Los rojos, los azules, los verdes, los amarillos, todos vibraban con intensidad y me tenían hipnotizada. Era como estar dentro de una película de Baz Luhrmann o un cuadro de Van Gogh donde los colores parecen estar en su nivel máximo de saturación. Fue en ese momento exacto que tome perspectiva real de lo distinta que podía ser mi percepción visual. La ciudad furiosa en la que vivía, dejó de resultarme un lugar gris, triste y despojado de belleza. Ahora, estaba lleno de color y oportunidades.
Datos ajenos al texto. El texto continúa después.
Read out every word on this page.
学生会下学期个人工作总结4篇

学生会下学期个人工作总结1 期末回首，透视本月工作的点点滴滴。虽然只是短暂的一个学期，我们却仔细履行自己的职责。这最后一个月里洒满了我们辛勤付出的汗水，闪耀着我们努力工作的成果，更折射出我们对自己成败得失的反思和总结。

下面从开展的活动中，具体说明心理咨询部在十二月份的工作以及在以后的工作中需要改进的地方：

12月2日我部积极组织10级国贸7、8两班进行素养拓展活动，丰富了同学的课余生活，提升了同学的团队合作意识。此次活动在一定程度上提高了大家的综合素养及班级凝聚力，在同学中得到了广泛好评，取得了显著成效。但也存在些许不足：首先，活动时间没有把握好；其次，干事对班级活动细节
Duró poco. Mi cerebro no podía compensar la diferencia de visión que tenía entre el ojo operado y el no operado y este último se desvió. En principio, era algo estético y no me impedía seguir con mí día a día. Pero de un momento a otro, donde había un auto yo veía dos o ninguno, donde había un árbol o una persona, podía verlos como no, podía ser uno como dos.

Para que mis amigos y familiares no permanecieran ofendidos conmigo, debía explicarles que, si no los había saludado al cruzarnos en la calle, era porque no los había visto y no porque había dejado de ser simpática con ellos. La vista se me había desdoblado. No tenía control. No podía confiar en la imagen que me daban mis ojos y no había imaginación ni lente ni nada que estuviese a mi alcance que supliera o compensara la falla. Igual seguí haciendo, más lento, más esporádico, más solitaria.

En el plazo de dos años, me operaron de estrabismo y me hicieron un injerto de córnea en el ojo izquierdo. Estrené mi nueva vista trabajando como fotógrafa. Sentía la necesidad de demostrarme a mí misma que podía construir una imagen completa tanto en mis ojos como en la cámara. Algunas de las fotografías que hice en esa época eran desechables y otras me era necesario enmarcar y tener cerca.

Descubrí que eso estaba intrínsecamente relacionado con lo que la imagen conseguía decirme más allá del buen uso de la técnica. Contar historias se volvió de vital importancia para mí. Fuera con palabras, con imágenes fijas o en movimiento, todo era válido y lo sigue siendo al día de hoy. Porque no son solo las historias que leemos o vemos las que nos constituyen, sino también, y quizás más aún, las que contamos y nos contamos a nosotros mismos. Tenía razones suficientes como para bajar los brazos y abandonar la carrera. Podía haberme recluido en la soledad de mi cuarto a maldecir mi suerte y nadie me hubiese juzgado. En cambio, elegí contarme una historia distinta, una historia en la que mis capacidades visuales no eran sinónimo de mis límites personales, una historia que no se trataba de no poder ver, sino de un ver diferente.

Hoy busco fotos de chica con los ojos tomate y no encuentro (tampoco recuerdo querer que me saquen fotos con los ojos así, ¿quién querría?). Hoy saco las fotos yo. Hoy filmo, escribo, cuento historias. Hoy uso anteojos para cuidar la vista cuando necesito forzarla por largas horas. Hoy entiendo que esa diferencia en mi capacidad visual, en lugar de restarme, me sumaba mundos.